DICKENS, Charles. A Christmas Carol In Prose Being A Ghost Story of Christmas. (1843 - THIRD EDITION)

$7,000.00
SKU:
005193
Shipping:
Free within the US $45 flat rate international

AUTHOR: DICKENS, Charles. 

TITLE: A Christmas Carol In Prose Being A Ghost Story of Christmas.

PUBLISHER: London: Chapman and Hall, 1843.

DESCRIPTION: THIRD EDITION. 1 vol., 6-5/8" x 4-7/16", illustrated with 4 hand colored engraved plates by John Leech and 4 black and white illustrations by W.J. Linton.

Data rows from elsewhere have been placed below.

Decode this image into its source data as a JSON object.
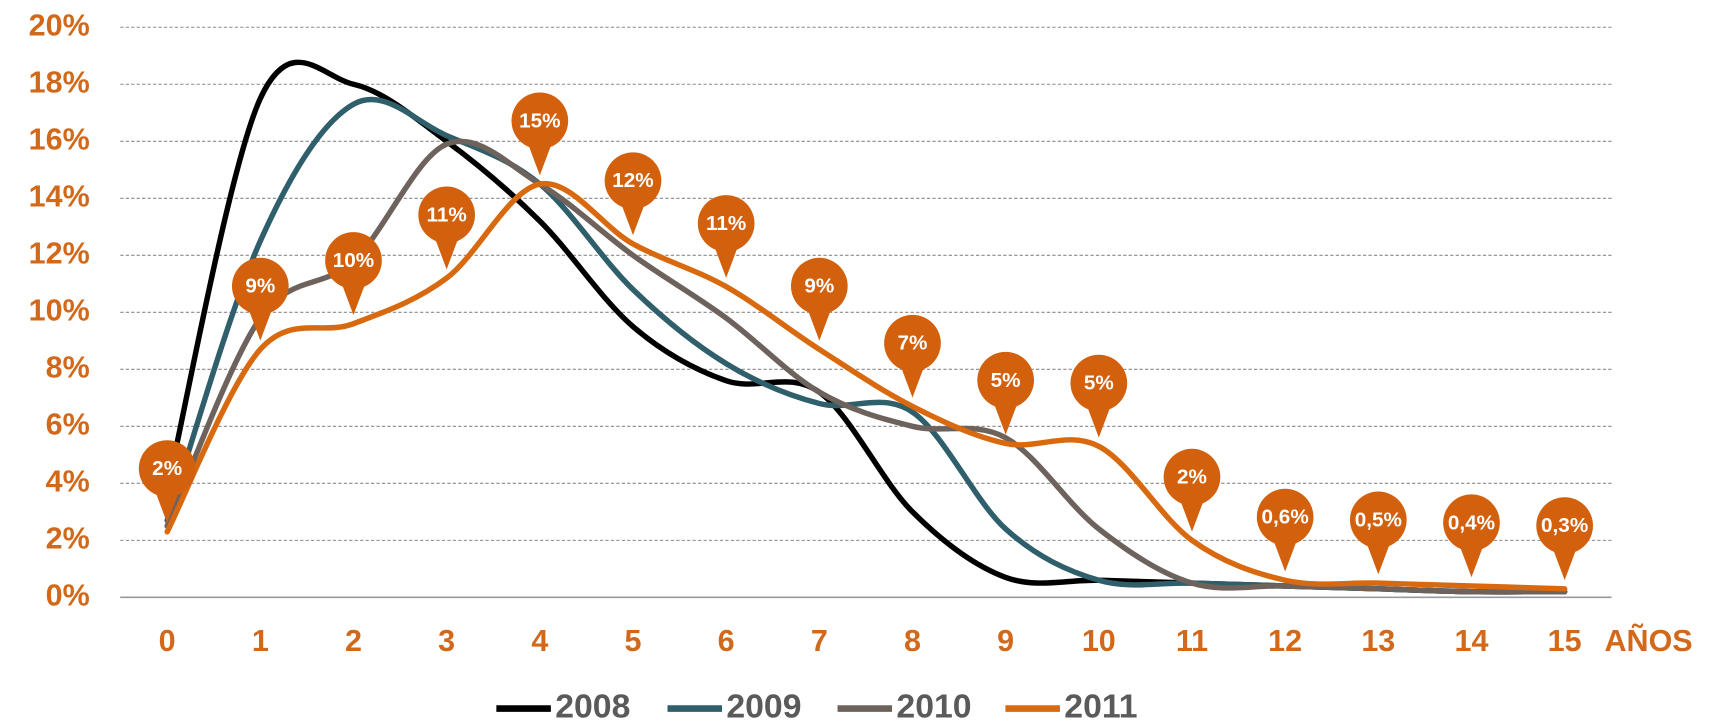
{
  "chart_data": {
    "type": "line",
    "x_label": "AÑOS",
    "categories": [
      "0",
      "1",
      "2",
      "3",
      "4",
      "5",
      "6",
      "7",
      "8",
      "9",
      "10",
      "11",
      "12",
      "13",
      "14",
      "15"
    ],
    "ylim": [
      0,
      20
    ],
    "yticks": [
      {
        "value": 0,
        "label": "0%"
      },
      {
        "value": 2,
        "label": "2%"
      },
      {
        "value": 4,
        "label": "4%"
      },
      {
        "value": 6,
        "label": "6%"
      },
      {
        "value": 8,
        "label": "8%"
      },
      {
        "value": 10,
        "label": "10%"
      },
      {
        "value": 12,
        "label": "12%"
      },
      {
        "value": 14,
        "label": "14%"
      },
      {
        "value": 16,
        "label": "16%"
      },
      {
        "value": 18,
        "label": "18%"
      },
      {
        "value": 20,
        "label": "20%"
      }
    ],
    "grid": true,
    "legend": "bottom",
    "series": [
      {
        "name": "2008",
        "color": "#000000",
        "values": [
          3.8,
          17.5,
          18.0,
          16.0,
          13.2,
          9.5,
          7.6,
          7.2,
          3.0,
          0.7,
          0.6,
          0.5,
          0.4,
          0.3,
          0.2,
          0.2
        ]
      },
      {
        "name": "2009",
        "color": "#2e5f6b",
        "values": [
          2.7,
          12.5,
          17.3,
          16.2,
          14.5,
          10.8,
          8.2,
          6.8,
          6.5,
          2.4,
          0.6,
          0.5,
          0.4,
          0.3,
          0.2,
          0.2
        ]
      },
      {
        "name": "2010",
        "color": "#6e625d",
        "values": [
          2.5,
          9.8,
          11.8,
          15.9,
          14.5,
          12.0,
          9.8,
          7.2,
          6.0,
          5.6,
          2.4,
          0.5,
          0.4,
          0.3,
          0.2,
          0.2
        ]
      },
      {
        "name": "2011",
        "color": "#d8690f",
        "values": [
          2.3,
          8.7,
          9.6,
          11.2,
          14.5,
          12.4,
          10.9,
          8.7,
          6.7,
          5.4,
          5.3,
          2.0,
          0.6,
          0.5,
          0.4,
          0.3
        ],
        "value_labels": [
          "2%",
          "9%",
          "10%",
          "11%",
          "15%",
          "12%",
          "11%",
          "9%",
          "7%",
          "5%",
          "5%",
          "2%",
          "0,6%",
          "0,5%",
          "0,4%",
          "0,3%"
        ]
      }
    ]
  }
}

Bound in the original straight grained rose colored cloth, gilt tile and wreath to spine and front cover, yellow pastedowns and endpapers, all edges gilt.

CONDITION: Back corners still square, head and foot of spine rubbed with some very minor loss, external hinges fine, spine and edges of cloth slightly sunned, front inner hinge starting, internally clean and bright, some signatures askew, completely unsophisticated, no bookplate, or former ownership inscription or markings, overall a GOOD+ copy.

ADDITIONAL INFORMATION: This was the last edition published in the same year as the original issue, which was done on Christmas eve. By the end of the next year (1844) 13 editions had been printed.

According to John Eckel, "A Christmas Carol" was published on December 19th, 1843 and sold 6,000 copies on the first day. Before the end of the year, eleven days later, it was in the third edition, with the combined number of copies of the second and third editions being estimated at only two to three thousand copies. This means that the second and third editions were at least two to three times scarcer than the first.

Regarded as Dicken's most widely read novel and considered to be "the greatest Christmas book ever written in any language" (Eckel p. 116) selling more than 6000 copies in the few days leading up to Christmas. The work was extravagantly costly as Dickens for the first time (and incidentally his last) used color in the title-page and etchings as he wanted to make the book a beautiful gift and to be a celebration of the Christmas spirit. After the initial success, Dickens continued the series throughout the 1840's, maintaining "the Carol" philosophy to "strike a sledgehammer blow" for the poor, uneducated, and repressed.